It has been more than two years since the Cohen Brothers began working with Los Angeles County to develop the bus depot at Santa Monica and San Vicente into a megamall, and yet the process has been cloaked in secrecy.
This MTA megamall is exemplary of the worst development practices in our city, whereby plans are made and renderings are drawn before the community is engaged. As City Council member, I will just say “NO” to developers who ignore the community and threaten the character of the neighborhoods where they wish to build.
On Tuesday, the West Hollywood City Council gets one of its first formal opportunities to weigh in on the MTA megamall proposed at the corner of Santa Monica and San Vicente.
It’s gratifying to hear some City Council members change their tune from their usual, “build! build! build!” script, but because the current plans include construction of a new City Hall, one must assume that some of them, or someone working for them, has had a hand in the development of the proposal before them, regardless of what they say.
Because I have not been a “yes man” to the city’s developers, many people have asked me what kind of developments I could support as a City Council member.
In nearly two decades of civic engagement in the city of West Hollywood, I have supported many new businesses — like JK Hotel Group’s San Vicente Inn, Cooley’s and Skynny Kitchen — and opposed others I thought were playing fast and loose with the law, like Restoration Hardware on Melrose or the two Townscape developments on Beverly Boulevard and at Crescent Heights on Sunset.
For me, the standard is quite simple.
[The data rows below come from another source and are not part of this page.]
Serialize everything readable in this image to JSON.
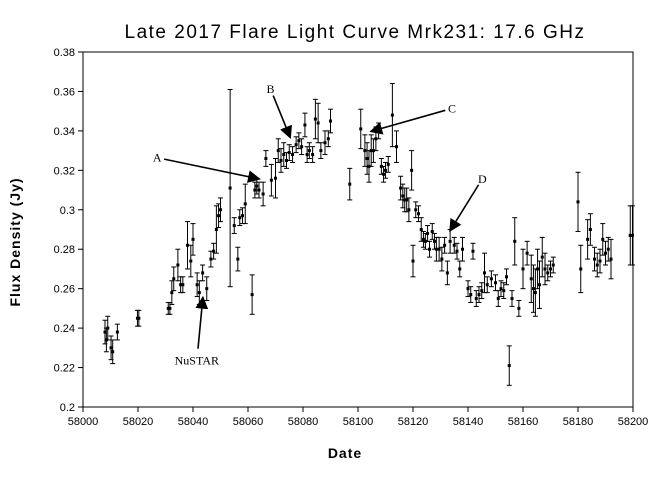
{
  "chart_data": {
    "type": "scatter",
    "title": "Late 2017 Flare Light Curve Mrk231: 17.6 GHz",
    "xlabel": "Date",
    "ylabel": "Flux Density (Jy)",
    "xlim": [
      58000,
      58200
    ],
    "ylim": [
      0.2,
      0.38
    ],
    "xticks": [
      58000,
      58020,
      58040,
      58060,
      58080,
      58100,
      58120,
      58140,
      58160,
      58180,
      58200
    ],
    "yticks": [
      0.2,
      0.22,
      0.24,
      0.26,
      0.28,
      0.3,
      0.32,
      0.34,
      0.36,
      0.38
    ],
    "xtick_labels": [
      "58000",
      "58020",
      "58040",
      "58060",
      "58080",
      "58100",
      "58120",
      "58140",
      "58160",
      "58180",
      "58200"
    ],
    "ytick_labels": [
      "0.2",
      "0.22",
      "0.24",
      "0.26",
      "0.28",
      "0.3",
      "0.32",
      "0.34",
      "0.36",
      "0.38"
    ],
    "grid": false,
    "legend": false,
    "marker_color": "#000000",
    "series": [
      {
        "points": [
          [
            58008.0,
            0.238,
            0.006
          ],
          [
            58008.5,
            0.234,
            0.006
          ],
          [
            58009.0,
            0.24,
            0.006
          ],
          [
            58010.2,
            0.23,
            0.006
          ],
          [
            58010.8,
            0.228,
            0.006
          ],
          [
            58012.5,
            0.238,
            0.004
          ],
          [
            58019.8,
            0.245,
            0.004
          ],
          [
            58020.3,
            0.245,
            0.004
          ],
          [
            58031.0,
            0.25,
            0.003
          ],
          [
            58031.6,
            0.25,
            0.003
          ],
          [
            58032.3,
            0.258,
            0.006
          ],
          [
            58033.0,
            0.265,
            0.006
          ],
          [
            58034.5,
            0.272,
            0.008
          ],
          [
            58035.5,
            0.262,
            0.004
          ],
          [
            58036.3,
            0.262,
            0.004
          ],
          [
            58038.0,
            0.282,
            0.012
          ],
          [
            58039.2,
            0.274,
            0.008
          ],
          [
            58040.0,
            0.285,
            0.008
          ],
          [
            58041.5,
            0.262,
            0.006
          ],
          [
            58042.3,
            0.258,
            0.006
          ],
          [
            58043.5,
            0.268,
            0.004
          ],
          [
            58045.0,
            0.26,
            0.006
          ],
          [
            58046.5,
            0.275,
            0.004
          ],
          [
            58047.5,
            0.279,
            0.004
          ],
          [
            58048.5,
            0.29,
            0.012
          ],
          [
            58049.3,
            0.297,
            0.006
          ],
          [
            58050.0,
            0.3,
            0.006
          ],
          [
            58053.5,
            0.311,
            0.05
          ],
          [
            58055.0,
            0.292,
            0.004
          ],
          [
            58056.3,
            0.275,
            0.006
          ],
          [
            58057.0,
            0.296,
            0.004
          ],
          [
            58058.0,
            0.297,
            0.004
          ],
          [
            58059.0,
            0.303,
            0.01
          ],
          [
            58061.5,
            0.257,
            0.01
          ],
          [
            58062.5,
            0.31,
            0.004
          ],
          [
            58063.2,
            0.312,
            0.004
          ],
          [
            58064.0,
            0.31,
            0.004
          ],
          [
            58065.5,
            0.308,
            0.006
          ],
          [
            58066.5,
            0.326,
            0.004
          ],
          [
            58068.5,
            0.315,
            0.008
          ],
          [
            58070.0,
            0.316,
            0.01
          ],
          [
            58071.0,
            0.33,
            0.006
          ],
          [
            58072.0,
            0.325,
            0.006
          ],
          [
            58073.0,
            0.328,
            0.006
          ],
          [
            58074.0,
            0.325,
            0.004
          ],
          [
            58075.0,
            0.329,
            0.004
          ],
          [
            58076.2,
            0.328,
            0.004
          ],
          [
            58077.5,
            0.333,
            0.004
          ],
          [
            58078.5,
            0.335,
            0.004
          ],
          [
            58079.5,
            0.332,
            0.004
          ],
          [
            58080.7,
            0.343,
            0.006
          ],
          [
            58081.5,
            0.328,
            0.004
          ],
          [
            58082.3,
            0.33,
            0.004
          ],
          [
            58083.5,
            0.328,
            0.004
          ],
          [
            58084.5,
            0.346,
            0.01
          ],
          [
            58085.5,
            0.344,
            0.01
          ],
          [
            58086.5,
            0.33,
            0.004
          ],
          [
            58088.0,
            0.334,
            0.006
          ],
          [
            58089.2,
            0.336,
            0.004
          ],
          [
            58090.0,
            0.345,
            0.006
          ],
          [
            58097.0,
            0.313,
            0.008
          ],
          [
            58101.0,
            0.341,
            0.01
          ],
          [
            58102.5,
            0.33,
            0.008
          ],
          [
            58103.3,
            0.326,
            0.008
          ],
          [
            58104.0,
            0.322,
            0.008
          ],
          [
            58104.8,
            0.33,
            0.008
          ],
          [
            58105.6,
            0.33,
            0.006
          ],
          [
            58106.5,
            0.336,
            0.006
          ],
          [
            58107.5,
            0.34,
            0.004
          ],
          [
            58108.5,
            0.322,
            0.004
          ],
          [
            58109.3,
            0.318,
            0.004
          ],
          [
            58110.0,
            0.32,
            0.004
          ],
          [
            58111.0,
            0.323,
            0.004
          ],
          [
            58112.5,
            0.348,
            0.016
          ],
          [
            58114.0,
            0.332,
            0.008
          ],
          [
            58115.5,
            0.311,
            0.006
          ],
          [
            58116.3,
            0.307,
            0.006
          ],
          [
            58117.0,
            0.305,
            0.006
          ],
          [
            58117.7,
            0.305,
            0.006
          ],
          [
            58118.5,
            0.3,
            0.006
          ],
          [
            58119.5,
            0.32,
            0.01
          ],
          [
            58120.0,
            0.274,
            0.008
          ],
          [
            58121.0,
            0.3,
            0.004
          ],
          [
            58122.0,
            0.298,
            0.004
          ],
          [
            58123.0,
            0.29,
            0.006
          ],
          [
            58123.8,
            0.285,
            0.004
          ],
          [
            58124.5,
            0.284,
            0.004
          ],
          [
            58125.3,
            0.288,
            0.004
          ],
          [
            58126.0,
            0.28,
            0.004
          ],
          [
            58127.0,
            0.289,
            0.004
          ],
          [
            58127.8,
            0.284,
            0.004
          ],
          [
            58128.5,
            0.28,
            0.006
          ],
          [
            58129.5,
            0.28,
            0.006
          ],
          [
            58130.5,
            0.275,
            0.006
          ],
          [
            58131.5,
            0.282,
            0.004
          ],
          [
            58132.5,
            0.268,
            0.006
          ],
          [
            58133.5,
            0.284,
            0.006
          ],
          [
            58135.0,
            0.282,
            0.004
          ],
          [
            58136.0,
            0.279,
            0.004
          ],
          [
            58137.0,
            0.27,
            0.004
          ],
          [
            58138.0,
            0.28,
            0.006
          ],
          [
            58140.0,
            0.26,
            0.004
          ],
          [
            58141.0,
            0.257,
            0.004
          ],
          [
            58141.8,
            0.279,
            0.004
          ],
          [
            58143.0,
            0.255,
            0.004
          ],
          [
            58144.0,
            0.257,
            0.004
          ],
          [
            58145.0,
            0.259,
            0.004
          ],
          [
            58146.0,
            0.268,
            0.01
          ],
          [
            58147.0,
            0.262,
            0.004
          ],
          [
            58148.5,
            0.265,
            0.004
          ],
          [
            58150.0,
            0.263,
            0.004
          ],
          [
            58151.0,
            0.255,
            0.004
          ],
          [
            58152.0,
            0.26,
            0.004
          ],
          [
            58153.0,
            0.259,
            0.004
          ],
          [
            58154.0,
            0.266,
            0.004
          ],
          [
            58155.0,
            0.221,
            0.01
          ],
          [
            58156.0,
            0.255,
            0.004
          ],
          [
            58157.0,
            0.284,
            0.012
          ],
          [
            58158.5,
            0.25,
            0.004
          ],
          [
            58160.0,
            0.27,
            0.01
          ],
          [
            58161.5,
            0.278,
            0.006
          ],
          [
            58163.0,
            0.265,
            0.012
          ],
          [
            58163.8,
            0.26,
            0.012
          ],
          [
            58164.5,
            0.258,
            0.012
          ],
          [
            58165.3,
            0.27,
            0.01
          ],
          [
            58166.0,
            0.262,
            0.012
          ],
          [
            58167.0,
            0.276,
            0.01
          ],
          [
            58168.0,
            0.27,
            0.008
          ],
          [
            58169.0,
            0.268,
            0.004
          ],
          [
            58170.0,
            0.27,
            0.004
          ],
          [
            58171.0,
            0.272,
            0.004
          ],
          [
            58180.0,
            0.304,
            0.015
          ],
          [
            58181.0,
            0.27,
            0.012
          ],
          [
            58183.5,
            0.285,
            0.01
          ],
          [
            58184.5,
            0.29,
            0.008
          ],
          [
            58186.0,
            0.275,
            0.006
          ],
          [
            58187.0,
            0.272,
            0.006
          ],
          [
            58188.0,
            0.274,
            0.006
          ],
          [
            58189.0,
            0.285,
            0.008
          ],
          [
            58190.0,
            0.278,
            0.006
          ],
          [
            58191.0,
            0.28,
            0.006
          ],
          [
            58192.0,
            0.275,
            0.01
          ],
          [
            58199.0,
            0.287,
            0.015
          ],
          [
            58199.8,
            0.287,
            0.015
          ]
        ]
      }
    ],
    "annotations": [
      {
        "text": "A",
        "label_x": 58027,
        "label_y": 0.3264,
        "arrow_to": [
          58064.2,
          0.3156
        ]
      },
      {
        "text": "B",
        "label_x": 58068.2,
        "label_y": 0.3612,
        "arrow_to": [
          58075.4,
          0.3365
        ]
      },
      {
        "text": "C",
        "label_x": 58134.2,
        "label_y": 0.3514,
        "arrow_to": [
          58104.6,
          0.3397
        ]
      },
      {
        "text": "D",
        "label_x": 58145.2,
        "label_y": 0.3157,
        "arrow_to": [
          58133.4,
          0.2892
        ]
      },
      {
        "text": "NuSTAR",
        "label_x": 58041.4,
        "label_y": 0.2235,
        "arrow_to": [
          58043.6,
          0.2557
        ]
      }
    ]
  }
}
If plans fit within the zoning ordinance and don’t need any bonuses, exemptions or variances, then it is your right to build. But if a developer wants something from the city, because they want to build bigger or taller than what’s allowed, then they have to come in with broad community support and give something back to the community.
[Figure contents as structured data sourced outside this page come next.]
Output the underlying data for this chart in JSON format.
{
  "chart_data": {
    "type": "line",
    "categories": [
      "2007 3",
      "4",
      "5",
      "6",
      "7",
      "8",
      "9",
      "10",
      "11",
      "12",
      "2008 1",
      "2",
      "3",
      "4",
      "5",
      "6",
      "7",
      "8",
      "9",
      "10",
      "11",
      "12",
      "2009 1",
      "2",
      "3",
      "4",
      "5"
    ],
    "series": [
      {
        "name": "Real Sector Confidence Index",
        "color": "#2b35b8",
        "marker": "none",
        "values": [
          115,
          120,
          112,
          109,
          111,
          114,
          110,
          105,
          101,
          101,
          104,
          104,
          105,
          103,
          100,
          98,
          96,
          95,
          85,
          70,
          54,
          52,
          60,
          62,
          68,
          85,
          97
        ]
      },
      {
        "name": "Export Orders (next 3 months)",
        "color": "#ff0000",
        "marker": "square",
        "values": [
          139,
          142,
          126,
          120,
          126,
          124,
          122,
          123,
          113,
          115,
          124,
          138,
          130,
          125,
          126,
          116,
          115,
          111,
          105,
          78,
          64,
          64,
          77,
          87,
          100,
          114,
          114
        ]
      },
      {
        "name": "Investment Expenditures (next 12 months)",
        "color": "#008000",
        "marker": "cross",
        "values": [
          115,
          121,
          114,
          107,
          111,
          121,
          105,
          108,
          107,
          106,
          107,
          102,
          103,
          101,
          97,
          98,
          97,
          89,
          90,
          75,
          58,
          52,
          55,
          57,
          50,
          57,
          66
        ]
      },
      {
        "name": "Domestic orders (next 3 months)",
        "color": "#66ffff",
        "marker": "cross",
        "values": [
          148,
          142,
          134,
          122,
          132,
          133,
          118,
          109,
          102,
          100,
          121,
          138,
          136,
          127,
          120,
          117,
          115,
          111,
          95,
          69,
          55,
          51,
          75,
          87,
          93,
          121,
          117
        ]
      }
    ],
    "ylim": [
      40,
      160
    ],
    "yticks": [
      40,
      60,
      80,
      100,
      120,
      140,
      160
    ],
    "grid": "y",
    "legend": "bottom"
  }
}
As a market research professional, I work with companies to test out products and messages, to see how people react before a product goes to market. If responses are less than great, we keep working with people to get it right before moving ahead. It seems the development process in West Hollywood works just the opposite — plans are developed, and put forth with a take it or leave it attitude while lobbyists find just enough city stakeholders to come out in support to give political cover to the City Council.
Developers must recognize that when they come to our city, they are proposing to become neighbors, and what they leave behind will permanently alter a neighborhood.
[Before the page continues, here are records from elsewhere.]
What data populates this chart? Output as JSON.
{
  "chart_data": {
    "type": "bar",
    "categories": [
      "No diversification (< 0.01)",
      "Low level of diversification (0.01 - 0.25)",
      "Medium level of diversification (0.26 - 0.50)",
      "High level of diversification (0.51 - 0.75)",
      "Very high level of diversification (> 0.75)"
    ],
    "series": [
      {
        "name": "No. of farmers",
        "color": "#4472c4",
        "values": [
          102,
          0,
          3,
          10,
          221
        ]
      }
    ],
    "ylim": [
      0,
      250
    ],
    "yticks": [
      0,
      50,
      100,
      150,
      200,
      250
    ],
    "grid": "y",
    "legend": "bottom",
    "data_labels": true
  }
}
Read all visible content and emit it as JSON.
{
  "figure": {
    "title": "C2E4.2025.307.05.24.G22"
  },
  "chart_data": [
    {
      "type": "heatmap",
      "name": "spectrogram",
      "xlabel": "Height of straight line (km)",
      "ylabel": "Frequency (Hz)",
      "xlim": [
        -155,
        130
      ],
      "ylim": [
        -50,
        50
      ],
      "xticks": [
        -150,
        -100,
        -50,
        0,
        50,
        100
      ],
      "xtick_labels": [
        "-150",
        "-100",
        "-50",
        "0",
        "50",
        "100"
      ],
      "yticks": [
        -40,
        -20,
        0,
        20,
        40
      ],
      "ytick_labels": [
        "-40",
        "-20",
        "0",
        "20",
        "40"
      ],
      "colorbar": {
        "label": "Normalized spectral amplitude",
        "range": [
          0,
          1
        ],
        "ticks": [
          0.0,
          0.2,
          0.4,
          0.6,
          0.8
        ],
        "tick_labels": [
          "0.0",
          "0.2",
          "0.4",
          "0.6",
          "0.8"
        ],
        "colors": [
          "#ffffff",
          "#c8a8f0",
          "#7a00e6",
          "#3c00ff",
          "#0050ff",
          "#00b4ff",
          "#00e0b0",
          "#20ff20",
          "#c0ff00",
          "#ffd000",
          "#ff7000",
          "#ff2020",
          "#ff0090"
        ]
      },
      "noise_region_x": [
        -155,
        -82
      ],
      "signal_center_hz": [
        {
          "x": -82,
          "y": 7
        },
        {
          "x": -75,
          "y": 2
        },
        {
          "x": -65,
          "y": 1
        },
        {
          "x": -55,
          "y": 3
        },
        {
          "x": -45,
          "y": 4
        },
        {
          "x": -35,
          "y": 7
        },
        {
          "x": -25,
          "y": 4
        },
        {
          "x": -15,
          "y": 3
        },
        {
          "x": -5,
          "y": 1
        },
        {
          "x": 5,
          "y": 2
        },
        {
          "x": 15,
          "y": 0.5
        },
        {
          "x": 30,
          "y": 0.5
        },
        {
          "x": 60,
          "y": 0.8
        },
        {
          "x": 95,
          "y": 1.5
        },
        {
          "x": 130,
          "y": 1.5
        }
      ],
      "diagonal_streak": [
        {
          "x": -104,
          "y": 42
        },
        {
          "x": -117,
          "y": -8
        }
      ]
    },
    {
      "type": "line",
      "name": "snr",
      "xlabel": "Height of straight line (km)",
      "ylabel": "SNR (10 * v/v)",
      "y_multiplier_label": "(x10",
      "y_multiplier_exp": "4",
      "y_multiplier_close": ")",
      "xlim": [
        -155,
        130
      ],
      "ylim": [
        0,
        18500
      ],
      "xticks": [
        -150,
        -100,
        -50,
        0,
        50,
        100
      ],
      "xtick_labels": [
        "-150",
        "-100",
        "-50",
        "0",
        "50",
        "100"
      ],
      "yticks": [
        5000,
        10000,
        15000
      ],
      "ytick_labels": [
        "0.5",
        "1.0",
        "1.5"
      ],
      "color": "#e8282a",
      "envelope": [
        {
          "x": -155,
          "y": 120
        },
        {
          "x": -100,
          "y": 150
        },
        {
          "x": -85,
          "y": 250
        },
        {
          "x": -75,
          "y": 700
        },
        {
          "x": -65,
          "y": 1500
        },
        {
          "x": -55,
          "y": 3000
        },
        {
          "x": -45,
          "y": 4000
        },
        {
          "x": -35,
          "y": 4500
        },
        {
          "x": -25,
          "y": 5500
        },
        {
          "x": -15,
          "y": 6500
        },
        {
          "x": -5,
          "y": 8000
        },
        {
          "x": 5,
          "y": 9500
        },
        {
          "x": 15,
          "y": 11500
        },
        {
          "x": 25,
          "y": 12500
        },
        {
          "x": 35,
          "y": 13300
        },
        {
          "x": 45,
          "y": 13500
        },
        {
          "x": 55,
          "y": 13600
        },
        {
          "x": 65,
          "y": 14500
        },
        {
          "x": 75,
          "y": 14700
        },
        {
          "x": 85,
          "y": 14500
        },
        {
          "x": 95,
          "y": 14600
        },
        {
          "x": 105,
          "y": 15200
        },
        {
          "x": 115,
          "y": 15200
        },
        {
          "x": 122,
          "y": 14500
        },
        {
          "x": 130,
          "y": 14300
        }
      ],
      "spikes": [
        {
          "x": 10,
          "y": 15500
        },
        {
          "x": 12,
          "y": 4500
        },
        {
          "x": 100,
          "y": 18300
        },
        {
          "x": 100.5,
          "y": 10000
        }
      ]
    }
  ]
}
Common decency suggests that anyone proposing to change the lives of hundreds if not thousands of people, would want to talk to them first, find out what they want and need and listen to their concerns before hiring an army of architects, lawyers and lobbyists to move a project forward. That’s called being a good neighbor and would serve any developer well. Any residents who had meaningful input in the development of a proposal are more likely to support it.
In addition to coming in with broad community support, projects that require a development agreement should come with public benefits more substantial than the million dollar checks currently accepted by the City Council. They should provide more parking than required by code, and make it available to the public at reasonable prices. If a development includes a housing element, a significant percentage of units should be put into a “housing affordability covenant” to create new rent-controlled housing units for people making median incomes. These are real public benefits that we should be negotiating for from developers like the Cohen Brothers.
A proposal such as the MTA megamall should have never gotten this far without extensive public engagement and participation. Although the City Council will likely ask the MTA to let their agreement with Cohen Brothers expire in two months, their acquiescence to the shadowy process and collaboration on plans to build a new City Hall to date reveals their true intentions.
If we want to change the future of West Hollywood, and protect our neighborhoods, we have to change the City Council. We can do that on March 3rd.
Lauren Meister is a candidate in the March 3 election for the West Hollywood City Council.